Jam session with my parents and my brother, at Christmas-time.
  • Make peace with your family. Nothing like having kids to further stress a strained relationship. If things are distant or rocky or just odd between you and your nuclear relatives, do all you can to let bygones be bygones, protect yourself and appreciate their strengths as well as recognizing and accepting their weaknesses. Remember that you're a grown-up now and mistress of your own ship so there's nothing to fear from the previous stage of life when your parents were in change and made other choices. Time for love, in whatever form and within whatever constraints you can deem necessary.
  • Learn to love self-improvement and self-forgiveness. Life is always about balance. Learning how to be a good mother is all about setting impossible high goals, those kinds of "When I'm a mom, I'll never...." sort of statements and then when you fall short forgive yourself. If you can forgive yourself you can move on instead of letting yourself get stuck on whatever your failures are as a parent. You will fail. All parents fail. And there is no failure that can't be forgiven and learned from. None. You are what you are...seek to improve and forgive.

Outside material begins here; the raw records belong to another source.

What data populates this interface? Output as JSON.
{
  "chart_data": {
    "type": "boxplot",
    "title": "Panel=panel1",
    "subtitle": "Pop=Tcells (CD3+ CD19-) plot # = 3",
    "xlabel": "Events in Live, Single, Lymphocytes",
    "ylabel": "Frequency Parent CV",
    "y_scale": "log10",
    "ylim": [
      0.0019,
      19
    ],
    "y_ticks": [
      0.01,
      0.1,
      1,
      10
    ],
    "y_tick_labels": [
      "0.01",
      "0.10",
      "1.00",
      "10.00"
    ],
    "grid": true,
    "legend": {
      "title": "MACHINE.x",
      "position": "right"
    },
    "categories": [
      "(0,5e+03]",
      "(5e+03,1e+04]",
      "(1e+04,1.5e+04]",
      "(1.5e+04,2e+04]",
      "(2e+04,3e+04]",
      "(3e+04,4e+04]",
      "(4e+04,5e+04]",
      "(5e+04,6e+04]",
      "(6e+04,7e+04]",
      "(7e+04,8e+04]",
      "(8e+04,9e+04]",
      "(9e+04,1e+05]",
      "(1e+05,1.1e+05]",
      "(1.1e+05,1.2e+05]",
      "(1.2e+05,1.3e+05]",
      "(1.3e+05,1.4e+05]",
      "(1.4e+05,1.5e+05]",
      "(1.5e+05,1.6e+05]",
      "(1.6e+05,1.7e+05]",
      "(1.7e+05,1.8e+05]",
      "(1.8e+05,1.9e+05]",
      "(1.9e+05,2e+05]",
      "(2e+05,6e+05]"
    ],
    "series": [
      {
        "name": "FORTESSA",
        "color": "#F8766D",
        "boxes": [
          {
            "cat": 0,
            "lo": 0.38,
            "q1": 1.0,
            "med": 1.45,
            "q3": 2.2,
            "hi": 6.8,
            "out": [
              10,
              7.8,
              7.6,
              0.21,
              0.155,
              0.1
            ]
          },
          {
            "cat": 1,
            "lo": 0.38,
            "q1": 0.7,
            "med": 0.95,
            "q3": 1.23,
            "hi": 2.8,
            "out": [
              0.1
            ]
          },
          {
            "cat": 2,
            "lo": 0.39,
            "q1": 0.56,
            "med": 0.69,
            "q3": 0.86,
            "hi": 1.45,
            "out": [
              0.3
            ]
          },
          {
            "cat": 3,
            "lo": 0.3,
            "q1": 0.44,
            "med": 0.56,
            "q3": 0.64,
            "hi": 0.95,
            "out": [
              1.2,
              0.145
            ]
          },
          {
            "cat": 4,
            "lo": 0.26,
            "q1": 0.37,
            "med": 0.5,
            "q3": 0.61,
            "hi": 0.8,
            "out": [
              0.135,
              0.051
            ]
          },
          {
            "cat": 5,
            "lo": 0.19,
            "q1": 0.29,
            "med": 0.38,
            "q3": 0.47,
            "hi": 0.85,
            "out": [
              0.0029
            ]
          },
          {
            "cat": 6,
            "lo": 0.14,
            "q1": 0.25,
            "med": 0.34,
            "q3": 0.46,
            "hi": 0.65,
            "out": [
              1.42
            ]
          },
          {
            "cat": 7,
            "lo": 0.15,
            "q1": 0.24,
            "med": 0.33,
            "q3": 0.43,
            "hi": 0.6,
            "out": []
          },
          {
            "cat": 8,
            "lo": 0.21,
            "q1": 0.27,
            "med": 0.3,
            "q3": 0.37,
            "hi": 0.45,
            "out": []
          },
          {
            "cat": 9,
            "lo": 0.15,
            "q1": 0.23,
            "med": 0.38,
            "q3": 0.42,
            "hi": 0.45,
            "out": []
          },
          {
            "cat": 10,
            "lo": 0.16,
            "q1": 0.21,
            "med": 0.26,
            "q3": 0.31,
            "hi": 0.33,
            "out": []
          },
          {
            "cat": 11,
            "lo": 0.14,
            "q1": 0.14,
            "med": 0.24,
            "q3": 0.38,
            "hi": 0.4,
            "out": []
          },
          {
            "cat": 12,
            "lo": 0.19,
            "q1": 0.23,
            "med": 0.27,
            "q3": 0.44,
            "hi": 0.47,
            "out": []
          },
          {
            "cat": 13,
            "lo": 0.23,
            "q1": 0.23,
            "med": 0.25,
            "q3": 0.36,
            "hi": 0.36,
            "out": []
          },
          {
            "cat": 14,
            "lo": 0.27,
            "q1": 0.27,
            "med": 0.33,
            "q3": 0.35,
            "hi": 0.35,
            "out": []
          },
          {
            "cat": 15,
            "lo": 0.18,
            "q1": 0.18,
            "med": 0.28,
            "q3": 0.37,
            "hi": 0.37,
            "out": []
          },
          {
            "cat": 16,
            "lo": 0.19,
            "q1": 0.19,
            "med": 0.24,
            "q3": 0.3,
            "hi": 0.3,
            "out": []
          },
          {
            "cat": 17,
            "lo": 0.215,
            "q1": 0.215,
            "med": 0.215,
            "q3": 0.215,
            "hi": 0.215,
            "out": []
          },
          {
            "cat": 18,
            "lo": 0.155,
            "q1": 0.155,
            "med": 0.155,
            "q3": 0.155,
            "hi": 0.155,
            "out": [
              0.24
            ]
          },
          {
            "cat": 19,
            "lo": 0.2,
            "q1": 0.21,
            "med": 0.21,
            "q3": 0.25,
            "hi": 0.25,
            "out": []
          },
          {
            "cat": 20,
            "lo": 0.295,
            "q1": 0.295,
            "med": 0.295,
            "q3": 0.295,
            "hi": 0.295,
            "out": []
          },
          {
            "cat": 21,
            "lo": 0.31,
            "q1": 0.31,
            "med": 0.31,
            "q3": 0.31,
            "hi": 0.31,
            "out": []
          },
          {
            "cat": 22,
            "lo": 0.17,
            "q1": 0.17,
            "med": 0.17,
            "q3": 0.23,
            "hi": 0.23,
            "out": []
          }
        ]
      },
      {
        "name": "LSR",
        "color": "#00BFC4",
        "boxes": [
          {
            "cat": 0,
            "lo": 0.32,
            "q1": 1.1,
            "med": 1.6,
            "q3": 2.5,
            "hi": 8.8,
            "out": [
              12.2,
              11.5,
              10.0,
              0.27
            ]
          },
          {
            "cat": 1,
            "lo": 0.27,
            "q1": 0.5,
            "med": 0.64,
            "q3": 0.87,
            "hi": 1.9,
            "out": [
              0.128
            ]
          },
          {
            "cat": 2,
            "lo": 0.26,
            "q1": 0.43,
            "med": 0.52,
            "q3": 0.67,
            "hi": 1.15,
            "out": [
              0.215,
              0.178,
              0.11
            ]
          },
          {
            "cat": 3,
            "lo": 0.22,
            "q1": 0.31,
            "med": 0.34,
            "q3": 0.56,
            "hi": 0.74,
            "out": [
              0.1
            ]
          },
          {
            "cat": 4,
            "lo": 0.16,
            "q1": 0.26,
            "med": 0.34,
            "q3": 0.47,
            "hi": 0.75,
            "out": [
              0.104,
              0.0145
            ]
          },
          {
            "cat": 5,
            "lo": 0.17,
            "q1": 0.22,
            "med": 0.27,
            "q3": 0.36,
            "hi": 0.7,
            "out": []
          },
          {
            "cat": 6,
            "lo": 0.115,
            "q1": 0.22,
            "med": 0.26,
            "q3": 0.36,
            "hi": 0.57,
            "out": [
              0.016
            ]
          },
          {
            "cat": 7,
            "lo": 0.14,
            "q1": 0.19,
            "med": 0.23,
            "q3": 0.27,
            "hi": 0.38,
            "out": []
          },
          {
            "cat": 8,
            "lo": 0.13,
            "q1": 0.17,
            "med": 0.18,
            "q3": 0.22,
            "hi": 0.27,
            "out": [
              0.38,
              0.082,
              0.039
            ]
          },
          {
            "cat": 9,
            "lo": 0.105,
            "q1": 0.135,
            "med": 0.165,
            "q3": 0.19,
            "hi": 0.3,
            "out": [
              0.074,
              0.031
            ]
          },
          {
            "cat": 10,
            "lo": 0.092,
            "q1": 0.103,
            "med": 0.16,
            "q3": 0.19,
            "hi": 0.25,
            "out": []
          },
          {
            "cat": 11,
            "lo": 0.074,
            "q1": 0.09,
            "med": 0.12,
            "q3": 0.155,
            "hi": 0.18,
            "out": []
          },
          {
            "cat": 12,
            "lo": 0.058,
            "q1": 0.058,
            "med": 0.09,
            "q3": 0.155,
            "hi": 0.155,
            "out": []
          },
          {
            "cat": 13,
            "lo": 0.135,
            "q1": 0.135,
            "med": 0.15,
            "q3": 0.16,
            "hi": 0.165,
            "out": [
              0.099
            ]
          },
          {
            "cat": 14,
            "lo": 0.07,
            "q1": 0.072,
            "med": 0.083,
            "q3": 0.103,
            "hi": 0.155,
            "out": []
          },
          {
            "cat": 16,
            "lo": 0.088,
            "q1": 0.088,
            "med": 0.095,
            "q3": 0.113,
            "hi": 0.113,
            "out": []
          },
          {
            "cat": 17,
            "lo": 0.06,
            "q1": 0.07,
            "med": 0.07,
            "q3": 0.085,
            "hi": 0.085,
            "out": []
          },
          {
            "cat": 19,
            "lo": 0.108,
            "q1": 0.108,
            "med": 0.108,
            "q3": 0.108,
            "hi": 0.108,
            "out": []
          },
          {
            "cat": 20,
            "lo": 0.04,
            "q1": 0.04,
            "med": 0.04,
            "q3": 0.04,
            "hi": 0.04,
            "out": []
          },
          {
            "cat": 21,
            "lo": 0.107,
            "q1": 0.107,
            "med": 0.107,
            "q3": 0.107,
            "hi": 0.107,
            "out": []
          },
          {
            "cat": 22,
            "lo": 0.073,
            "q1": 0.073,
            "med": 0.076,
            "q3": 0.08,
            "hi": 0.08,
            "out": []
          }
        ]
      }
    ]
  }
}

  • Concentrate some good energy on getting to know and connection to your nieces and nephews, your godchildren and any other important small children in your life. Interacting with kids is the best practice for interacting with kids...not to mention the fact that it is really fabulous to spend the time and energy on children other than your own while you still can. It is much harder to be an involved auntie to my far away nieces and nephews now that I have three of my own here under the same roof with me.
Jane her Megaman, demonstrating A+ aunt and uncle skills.

That's what I've got for now. Maybe sometime I'll share a list of things I did right that I'd do again if I had the chance. Anyone have anything they'd like to add to the list?